L’autre possibilité, c’était que la femme de l’Orphelinat ait vu juste. Il était fou, il fabulait, il n’était jamais venu sur Ténébreuse, il s’inventait un passé pour une raison mystérieuse…
Kerwin fouilla dans sa poche et tendit un billet à l’employé.
— Essayez mon père encore une fois. D’accord ?
L’employé leva les yeux, et Kerwin sut qu’il avait deviné. C’était un peu au-dessus de ses moyens, mais ça valait la peine de payer pour s’assurer qu’il n’était pas fou. Crainte et avidité s’inscrivirent sur le visage de l’homme, et il dit enfin, fourrant vivement le billet dans sa poche :
— D’accord, mais si les mémoires sont monitorées, je pourrais perdre mon boulot. Et, quoi qu’on obtienne, on n’ira pas plus loin ; plus de questions, d’accord ?

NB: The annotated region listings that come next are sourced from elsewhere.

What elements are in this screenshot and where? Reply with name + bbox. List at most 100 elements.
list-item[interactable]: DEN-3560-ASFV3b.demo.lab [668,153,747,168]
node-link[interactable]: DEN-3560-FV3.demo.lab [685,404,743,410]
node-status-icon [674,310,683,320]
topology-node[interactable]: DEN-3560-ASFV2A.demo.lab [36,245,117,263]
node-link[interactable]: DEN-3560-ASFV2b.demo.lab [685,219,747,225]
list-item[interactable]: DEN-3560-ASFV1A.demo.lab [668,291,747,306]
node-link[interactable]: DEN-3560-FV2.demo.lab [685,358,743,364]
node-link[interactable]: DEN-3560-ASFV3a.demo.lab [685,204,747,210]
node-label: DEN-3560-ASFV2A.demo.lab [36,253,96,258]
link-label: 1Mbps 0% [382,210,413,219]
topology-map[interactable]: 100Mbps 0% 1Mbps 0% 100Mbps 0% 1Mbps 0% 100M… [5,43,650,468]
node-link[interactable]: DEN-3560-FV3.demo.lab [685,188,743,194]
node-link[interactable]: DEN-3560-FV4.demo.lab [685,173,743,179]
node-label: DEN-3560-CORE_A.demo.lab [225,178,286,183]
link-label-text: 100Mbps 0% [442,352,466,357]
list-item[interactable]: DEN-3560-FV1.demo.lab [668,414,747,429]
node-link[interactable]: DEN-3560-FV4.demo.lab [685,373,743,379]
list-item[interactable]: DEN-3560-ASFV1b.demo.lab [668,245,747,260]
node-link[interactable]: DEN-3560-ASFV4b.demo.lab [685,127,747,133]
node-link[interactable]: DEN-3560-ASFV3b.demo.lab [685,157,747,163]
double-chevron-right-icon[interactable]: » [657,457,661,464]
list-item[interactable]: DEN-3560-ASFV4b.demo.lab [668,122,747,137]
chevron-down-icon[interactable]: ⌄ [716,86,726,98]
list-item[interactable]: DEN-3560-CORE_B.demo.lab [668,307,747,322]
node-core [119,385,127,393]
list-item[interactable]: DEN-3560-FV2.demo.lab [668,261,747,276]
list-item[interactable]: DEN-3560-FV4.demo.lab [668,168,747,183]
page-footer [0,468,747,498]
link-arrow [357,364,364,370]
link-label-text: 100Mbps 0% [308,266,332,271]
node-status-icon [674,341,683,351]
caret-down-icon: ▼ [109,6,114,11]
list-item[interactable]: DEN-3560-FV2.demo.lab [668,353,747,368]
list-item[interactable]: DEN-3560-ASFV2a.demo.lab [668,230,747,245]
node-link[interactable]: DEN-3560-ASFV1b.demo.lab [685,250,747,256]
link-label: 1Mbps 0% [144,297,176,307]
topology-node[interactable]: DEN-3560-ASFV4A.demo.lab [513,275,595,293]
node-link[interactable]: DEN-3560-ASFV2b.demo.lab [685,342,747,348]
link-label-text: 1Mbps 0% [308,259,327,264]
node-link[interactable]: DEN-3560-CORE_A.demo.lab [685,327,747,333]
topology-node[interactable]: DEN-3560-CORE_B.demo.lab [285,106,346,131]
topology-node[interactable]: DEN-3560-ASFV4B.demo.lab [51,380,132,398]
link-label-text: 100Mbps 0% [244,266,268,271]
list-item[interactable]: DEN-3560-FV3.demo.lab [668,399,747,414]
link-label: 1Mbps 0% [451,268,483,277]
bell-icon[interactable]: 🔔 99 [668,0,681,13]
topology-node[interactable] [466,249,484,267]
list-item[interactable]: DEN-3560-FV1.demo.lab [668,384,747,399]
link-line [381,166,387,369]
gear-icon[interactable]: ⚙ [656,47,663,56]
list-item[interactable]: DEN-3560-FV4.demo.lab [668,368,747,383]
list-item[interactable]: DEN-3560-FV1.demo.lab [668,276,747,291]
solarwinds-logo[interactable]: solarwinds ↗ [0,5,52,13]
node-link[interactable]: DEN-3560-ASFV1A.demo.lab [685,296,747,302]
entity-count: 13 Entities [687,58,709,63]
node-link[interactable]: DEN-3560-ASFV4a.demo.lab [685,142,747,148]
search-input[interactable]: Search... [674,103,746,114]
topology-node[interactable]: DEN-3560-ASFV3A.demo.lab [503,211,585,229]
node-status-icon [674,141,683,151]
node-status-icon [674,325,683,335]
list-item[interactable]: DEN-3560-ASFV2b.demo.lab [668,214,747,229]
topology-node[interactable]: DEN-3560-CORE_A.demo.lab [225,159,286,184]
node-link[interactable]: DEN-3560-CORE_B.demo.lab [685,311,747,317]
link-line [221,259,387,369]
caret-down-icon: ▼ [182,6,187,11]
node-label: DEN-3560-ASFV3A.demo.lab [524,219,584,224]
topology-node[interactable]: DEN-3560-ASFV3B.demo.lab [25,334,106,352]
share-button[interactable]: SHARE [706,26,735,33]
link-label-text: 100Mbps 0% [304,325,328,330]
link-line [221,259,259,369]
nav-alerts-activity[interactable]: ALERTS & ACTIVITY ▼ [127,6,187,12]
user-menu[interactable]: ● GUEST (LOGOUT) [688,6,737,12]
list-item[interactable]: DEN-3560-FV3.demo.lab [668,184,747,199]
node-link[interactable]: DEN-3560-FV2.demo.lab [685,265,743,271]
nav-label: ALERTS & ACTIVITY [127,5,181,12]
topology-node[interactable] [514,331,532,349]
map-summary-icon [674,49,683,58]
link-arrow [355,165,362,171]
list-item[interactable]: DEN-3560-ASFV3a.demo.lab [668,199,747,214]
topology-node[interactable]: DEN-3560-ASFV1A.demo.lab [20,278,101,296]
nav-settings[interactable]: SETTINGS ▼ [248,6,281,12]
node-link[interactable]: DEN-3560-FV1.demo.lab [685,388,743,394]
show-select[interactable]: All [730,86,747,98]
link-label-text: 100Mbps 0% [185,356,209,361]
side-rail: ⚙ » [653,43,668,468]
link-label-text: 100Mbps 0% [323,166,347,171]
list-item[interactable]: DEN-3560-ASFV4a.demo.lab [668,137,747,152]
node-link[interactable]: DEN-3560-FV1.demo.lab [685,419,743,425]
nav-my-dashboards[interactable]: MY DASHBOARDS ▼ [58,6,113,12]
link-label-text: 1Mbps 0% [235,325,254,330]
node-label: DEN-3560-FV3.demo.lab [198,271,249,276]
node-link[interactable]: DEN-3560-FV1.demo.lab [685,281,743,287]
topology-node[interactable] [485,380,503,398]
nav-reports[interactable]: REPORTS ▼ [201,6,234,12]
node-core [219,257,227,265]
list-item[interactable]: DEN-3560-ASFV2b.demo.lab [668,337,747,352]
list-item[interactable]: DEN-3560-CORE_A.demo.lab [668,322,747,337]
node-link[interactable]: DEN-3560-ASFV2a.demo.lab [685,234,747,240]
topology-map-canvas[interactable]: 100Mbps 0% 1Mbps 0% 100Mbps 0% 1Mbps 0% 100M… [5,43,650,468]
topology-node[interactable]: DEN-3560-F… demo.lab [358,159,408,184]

Cette fois, Kerwin le regarda programmer. La machine ronronna doucement. Puis une lumière rouge clignota sur l’écran, blip-blip-blip, en un signal de panique. L’employé dit doucement :
— Circuit de dérivation.
Des lettres rouges flamboyèrent sur l’écran.
INFORMATIONS DEMANDEES DISPONIBLES SEULEMENT PAR CODE PRIORITAIRE. ACCES CONTROLE. DONNEZ CODE ACCES VALIDE ET AUTORISATION D’UTILISATION.
Les lettres clignotaient, obsédantes. Finalement, Kerwin secoua la tête et fit un signe à l’employé qui arrêta sa machine. L’écran vide semblait les fixer de son œil noir et énigmatique.
— Alors ? demanda l’employé.
Kerwin comprit qu’il aurait voulu un autre pourboire pour essayer de découvrir le code d’accès ; mais Kerwin avait autant de chances que lui de le trouver. En tout cas, ça prouvait qu’il y avait quelque chose.
Il ne savait pas quoi. Mais ça expliquait la réaction de la femme à l’Orphelinat.
Il tourna les talons et sortit, de plus en plus résolu à persévérer. Il était revenu sur Ténébreuse pour éclaircir le mystère de sa naissance – et le mystère s’épaississait. D’une façon ou d’une autre, il arriverait à le résoudre.